Car tout cela n’engendre, selon le président du Medef, que du « stress sur le dos des patrons ».
Il est vrai que ces derniers ont de quoi être stressés. De 2002 à 2008, les salaires des dirigeants d’entreprise ont augmenté de 22 % en euros constants, tandis que l’ensemble des salaires n’a augmenté que de 3 % (Déclaration annuelle des données sociales, Insee).
Une rupture dans la série statistique empêche d’effectuer directement des comparaisons entre 2008 et 2012 à partir des données de l’Insee.
Mais selon l’étude publiée par le cabinet Proxinvest chaque année, les rémunérations des dirigeants des 120 plus grandes entreprises françaises cotées en Bourse (SBF 120) ont augmenté de 6,3 % entre 2011 et 2012, contre 2 % pour l’ensemble des salariés (La Rémunération des dirigeants des sociétés du SBF 120, Proxinvest, 2013). Les choses ne vont donc pas si mal pour les patrons…
Les salariés font, en revanche, face à un stress bien réel et croissant. Bernard Arnaudo et ses collègues ont analysé l’évolution récente des conditions de travail en France (L’Evolution des risques professionnels dans le secteur privé entre 1994 et 2010 : premiers résultats de l’enquête Sumer, Dares Analyses, 2012). Ils observent que les rythmes de travail et les contraintes physiques se sont stabilisés entre 2003 et 2010. En revanche, la pression psychologique s’est nettement accrue.

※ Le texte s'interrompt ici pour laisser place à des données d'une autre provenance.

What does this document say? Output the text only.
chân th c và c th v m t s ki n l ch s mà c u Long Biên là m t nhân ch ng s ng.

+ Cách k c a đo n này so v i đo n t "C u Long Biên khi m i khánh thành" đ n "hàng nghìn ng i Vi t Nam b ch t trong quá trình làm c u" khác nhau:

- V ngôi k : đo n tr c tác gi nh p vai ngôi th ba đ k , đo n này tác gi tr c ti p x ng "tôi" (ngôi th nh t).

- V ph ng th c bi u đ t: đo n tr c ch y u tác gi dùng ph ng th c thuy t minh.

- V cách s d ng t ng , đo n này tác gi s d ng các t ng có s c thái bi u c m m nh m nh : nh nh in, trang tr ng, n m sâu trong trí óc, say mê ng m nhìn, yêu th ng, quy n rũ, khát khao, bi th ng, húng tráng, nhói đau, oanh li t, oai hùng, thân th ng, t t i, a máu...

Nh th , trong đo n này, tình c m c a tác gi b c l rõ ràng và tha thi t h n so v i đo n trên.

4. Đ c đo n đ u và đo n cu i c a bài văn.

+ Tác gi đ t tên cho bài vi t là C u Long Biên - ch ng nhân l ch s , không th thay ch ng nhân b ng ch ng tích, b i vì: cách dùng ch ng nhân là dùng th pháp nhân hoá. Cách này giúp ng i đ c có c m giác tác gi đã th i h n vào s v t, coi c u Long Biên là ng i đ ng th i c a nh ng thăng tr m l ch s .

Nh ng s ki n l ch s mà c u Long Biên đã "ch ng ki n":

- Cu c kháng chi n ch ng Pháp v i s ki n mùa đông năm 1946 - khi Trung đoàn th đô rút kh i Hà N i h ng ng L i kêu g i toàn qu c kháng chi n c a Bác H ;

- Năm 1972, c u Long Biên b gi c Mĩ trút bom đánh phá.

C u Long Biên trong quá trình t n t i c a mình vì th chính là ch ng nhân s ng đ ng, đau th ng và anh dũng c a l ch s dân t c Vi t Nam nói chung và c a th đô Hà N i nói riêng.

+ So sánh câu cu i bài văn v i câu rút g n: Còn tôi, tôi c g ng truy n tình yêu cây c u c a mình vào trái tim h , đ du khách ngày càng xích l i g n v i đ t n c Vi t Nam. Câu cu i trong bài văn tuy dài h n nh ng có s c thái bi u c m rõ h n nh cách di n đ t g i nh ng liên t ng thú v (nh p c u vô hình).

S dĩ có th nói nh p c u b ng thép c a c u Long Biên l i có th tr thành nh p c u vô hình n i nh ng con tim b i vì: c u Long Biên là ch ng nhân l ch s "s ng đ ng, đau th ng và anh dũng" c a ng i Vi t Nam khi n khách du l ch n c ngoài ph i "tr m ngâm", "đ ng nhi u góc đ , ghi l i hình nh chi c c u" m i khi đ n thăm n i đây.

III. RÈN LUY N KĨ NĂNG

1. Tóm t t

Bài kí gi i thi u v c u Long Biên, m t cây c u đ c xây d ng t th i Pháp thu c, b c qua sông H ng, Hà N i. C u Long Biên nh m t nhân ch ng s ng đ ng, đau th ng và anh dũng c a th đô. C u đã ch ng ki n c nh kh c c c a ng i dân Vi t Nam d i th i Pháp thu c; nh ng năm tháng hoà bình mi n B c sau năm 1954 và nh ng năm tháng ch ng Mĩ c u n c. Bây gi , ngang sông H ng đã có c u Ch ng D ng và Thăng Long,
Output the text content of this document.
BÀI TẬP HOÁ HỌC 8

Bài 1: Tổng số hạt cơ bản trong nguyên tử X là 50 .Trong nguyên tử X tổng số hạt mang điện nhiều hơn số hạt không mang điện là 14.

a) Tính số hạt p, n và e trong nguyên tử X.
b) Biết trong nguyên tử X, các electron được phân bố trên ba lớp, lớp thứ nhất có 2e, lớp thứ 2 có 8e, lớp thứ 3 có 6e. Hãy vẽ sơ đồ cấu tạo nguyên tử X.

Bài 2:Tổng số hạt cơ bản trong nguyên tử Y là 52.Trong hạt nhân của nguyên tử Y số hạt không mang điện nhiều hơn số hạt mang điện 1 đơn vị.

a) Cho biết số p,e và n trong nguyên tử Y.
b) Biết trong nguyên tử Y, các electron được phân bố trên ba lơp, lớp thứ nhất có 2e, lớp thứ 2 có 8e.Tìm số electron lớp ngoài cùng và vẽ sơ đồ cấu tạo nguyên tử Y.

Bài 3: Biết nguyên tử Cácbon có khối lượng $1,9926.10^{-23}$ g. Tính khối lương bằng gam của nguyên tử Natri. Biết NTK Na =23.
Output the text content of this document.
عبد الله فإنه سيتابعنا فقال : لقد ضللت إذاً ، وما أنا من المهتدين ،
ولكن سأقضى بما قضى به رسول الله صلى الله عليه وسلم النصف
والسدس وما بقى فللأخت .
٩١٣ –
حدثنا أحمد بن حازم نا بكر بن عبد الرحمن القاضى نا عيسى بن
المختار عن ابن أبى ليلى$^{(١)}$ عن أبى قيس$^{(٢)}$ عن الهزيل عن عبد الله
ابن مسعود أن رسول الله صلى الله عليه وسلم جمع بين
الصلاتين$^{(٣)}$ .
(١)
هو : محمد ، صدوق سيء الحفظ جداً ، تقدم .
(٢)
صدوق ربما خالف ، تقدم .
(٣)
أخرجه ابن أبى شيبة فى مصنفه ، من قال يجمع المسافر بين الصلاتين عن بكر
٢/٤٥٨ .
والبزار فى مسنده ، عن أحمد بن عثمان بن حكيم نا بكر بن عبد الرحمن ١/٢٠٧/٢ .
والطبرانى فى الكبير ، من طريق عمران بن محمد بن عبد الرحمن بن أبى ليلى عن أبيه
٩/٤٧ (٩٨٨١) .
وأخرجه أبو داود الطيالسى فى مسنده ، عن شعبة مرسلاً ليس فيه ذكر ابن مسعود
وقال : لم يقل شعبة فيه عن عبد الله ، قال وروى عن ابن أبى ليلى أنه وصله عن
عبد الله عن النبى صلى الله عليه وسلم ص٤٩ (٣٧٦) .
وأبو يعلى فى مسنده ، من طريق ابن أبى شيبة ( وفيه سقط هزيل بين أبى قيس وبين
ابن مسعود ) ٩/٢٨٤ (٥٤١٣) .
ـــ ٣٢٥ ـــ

Ainsi, 22 % des salariés déclaraient « vivre au travail au moins un comportement hostile actuellement » en 2010, contre 16 % en 2003. Au cours de la même période, la proportion de salariés déclarant subir des « comportements méprisants au travail » est passée de 11 % à 15 %, tandis que celle déclarant subir un « déni de reconnaissance du travail » est passée de 10 % à 13 %.
Hypothèses très restrictives
Ne nous y trompons pas : ces souffrances ne menacent pas seulement la santé et le bien-être de ceux qui les subissent, elles ont aussi un coût économique important.
Christian Trontin et ses collègues ont tenté d’en estimer l’ordre de grandeur dans une note publiée en 2010 par l’Institut national de recherche et sécurité (Le Coût du stress professionnel en France en 2007). Ils se sont pour cela limités au stress généré par le fait de devoir travailler sous de fortes contraintes et n’ont pris en compte que les coûts directement mesurables (soins, pertes de richesse pour cause d’absentéisme ou de cessation prématurée d’activité…).
Ils parviennent ainsi, sous des hypothèses très restrictives, à une estimation comprise entre 1,9 et 3 milliards d’euros par an. Les auteurs notent que ce coût est évidemment très sous-évalué, puisqu’il ne couvre qu’une petite partie des causes de stress au travail et ne tient pas compte des coûts en termes de qualité de vie et de bien-être.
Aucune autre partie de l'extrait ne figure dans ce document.